Writing a backend for a very limited CPU

Hi all,
I’ve build a pretty limited 8-bit CPU from 74xx chips (Discrete logic IC CPU | Ivan's blog) which I want to port llvm to. My CPU has in total four 8-bit registers, two of which are used as a pair for memory addressing and jumps. It has no hardware stack right now, but I’m planning to add one. Due to the limitations, it’s quite tricky to program it. For example, adding two 16-bit numbers from memory can be done like that:

ldi ph, hi(var1) ; high byte of the address
ldi pl, lo(var1) ; low byte of the address
ld b             ; register B is loaded from memory at PH:PL, low byte of var1
ldi ph, hi(var2)
ldi pl, lo(var2)
ld a             ; A is now the low byte of var2
add b, a         ; B is the sum of low bytes, carry flag is set
ldi pl, lo(var2 + 1)
ld a             ; A is the high byte of var2
ldi ph, hi(var1 + 1)
ldi pl, lo(var1 + 1)
ld pl            ; PL is the high byte of var2
adc a, pl        ; A is sum of high bytes and carry
ldi ph, hi(result)
ldi pl, lo(result)
st b             ; low byte is stored
inc pl
st a             ; high byte is stored

As you can see, you have to juggle the registers and really make use of them. You can’t just dedicate PH and PL for addresses and use B and A for arithmetics, it will make code really inefficient (and sometimes even make some things impossible to implement).

I have already got some basic understanding about llvm backend architecture. I started porting and, to be honest, I’m completely overwhelmed with the complexity and that’s why I ask your advice.

My idea with llvm is to make some kind of virtual machine on top of my processor, which will have some number of “registers” of various width in memory and will be able to perform arbitrary arithmetics between them, each operation unfolding into bunch of real assembly. Another idea is to have no registers at all exposed to the code generator and make it perform all calculations on stack (which is going to be a floating mapping from one memory region to another; SP-relative addressing will be just an access by a constant address). Both ways are actually the same because in both cases computations will be performed between constant locations in memory, but they are different from the code generator point of view.

Considering all of this, I have following questions:

  1. Is it even realistic to port LLVM on that?
  2. What’s the best way to make virtual instructions and unfold them into real machine code?
  3. Which approach - based on virtual registers or based on stack is easier to implement on llvm?
  4. Maybe I’m overseeing something and there’s a better approach?
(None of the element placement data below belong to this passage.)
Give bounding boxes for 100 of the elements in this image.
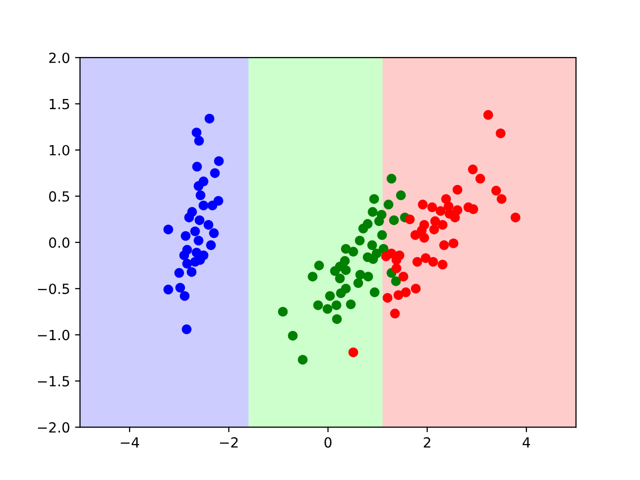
point (510, 212, 520, 222)
point (182, 324, 192, 334)
point (491, 186, 502, 196)
point (209, 228, 219, 238)
point (353, 278, 364, 288)
point (384, 200, 394, 210)
point (206, 240, 216, 250)
point (392, 263, 402, 274)
point (410, 284, 421, 294)
point (330, 266, 340, 276)
point (468, 204, 478, 214)
point (475, 174, 486, 184)
point (194, 215, 204, 226)
point (450, 212, 460, 222)
point (496, 128, 506, 138)
point (298, 354, 308, 365)
point (204, 114, 214, 124)
point (438, 220, 448, 230)
point (308, 272, 318, 282)
point (322, 304, 332, 314)
point (367, 240, 378, 250)
point (214, 156, 224, 166)
point (336, 288, 346, 298)
point (314, 260, 324, 270)
point (175, 282, 186, 293)
point (496, 194, 506, 204)
point (332, 300, 342, 310)
point (448, 238, 458, 248)
point (410, 230, 420, 240)
point (288, 330, 298, 341)
point (420, 253, 431, 263)
point (396, 190, 406, 200)
y-tick-label: −1.5 (38, 376, 70, 386)
y-tick-label: 2.0 (49, 52, 70, 64)
point (468, 164, 478, 174)
point (429, 224, 440, 234)
point (198, 200, 208, 210)
point (190, 256, 200, 267)
point (348, 246, 358, 256)
y-tick-label: 0.5 (49, 191, 70, 202)
x-tick-label: −4 (120, 437, 140, 448)
point (335, 274, 345, 284)
point (163, 284, 174, 294)
point (196, 190, 206, 200)
point (204, 220, 214, 230)
point (427, 202, 438, 212)
point (404, 214, 415, 224)
point (184, 212, 194, 222)
point (325, 291, 335, 301)
point (483, 110, 494, 120)
point (190, 226, 200, 236)
point (208, 200, 218, 210)
y-tick-label: −2.0 (38, 422, 70, 433)
point (419, 232, 430, 243)
point (192, 128, 202, 138)
point (192, 162, 202, 172)
point (412, 256, 422, 267)
point (180, 291, 190, 301)
point (394, 290, 404, 300)
point (368, 254, 378, 264)
y-tick-label: 1.5 (50, 98, 70, 110)
point (386, 174, 396, 184)
point (439, 240, 449, 250)
point (313, 300, 323, 310)
x-tick-label: 2 (424, 437, 430, 448)
point (186, 267, 196, 277)
point (374, 216, 384, 226)
point (182, 258, 192, 269)
point (340, 265, 351, 275)
point (363, 272, 374, 282)
point (194, 136, 204, 146)
point (354, 236, 365, 246)
point (369, 194, 379, 204)
point (401, 287, 411, 298)
x-tick-label: 0 (324, 437, 332, 448)
point (194, 236, 204, 246)
point (180, 231, 191, 241)
point (370, 287, 380, 298)
point (392, 255, 402, 265)
point (436, 206, 446, 216)
point (179, 250, 190, 260)
point (390, 308, 400, 318)
point (389, 215, 399, 226)
point (194, 181, 204, 191)
y-tick-label: 1.0 (50, 144, 70, 156)
point (391, 276, 401, 286)
point (382, 292, 392, 303)
point (348, 347, 358, 358)
x-tick-label: −2 (220, 437, 238, 448)
point (278, 306, 288, 317)
point (174, 268, 184, 278)
y-tick-label: −1.0 (38, 330, 70, 340)
point (368, 207, 378, 217)
point (428, 256, 438, 267)
point (452, 184, 462, 195)
point (418, 200, 428, 210)
point (163, 224, 174, 234)
point (210, 168, 220, 178)
point (346, 299, 356, 310)
point (438, 260, 448, 270)
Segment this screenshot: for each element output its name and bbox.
Thanks in advance for your replies.

This doesn’t answer your questions directly but there is a 6502 backend for llvm and there was a talk about it recently.

The limited registers and hardware stack seem to line up. That could at least give you an idea of what is possible overall, even if the details are still difficult to work out.

1 Like

Thank you, David! This looks surprisingly very close to what I want to do. They have even gone stackless for non-recursive cases. I did the same in my small compiler.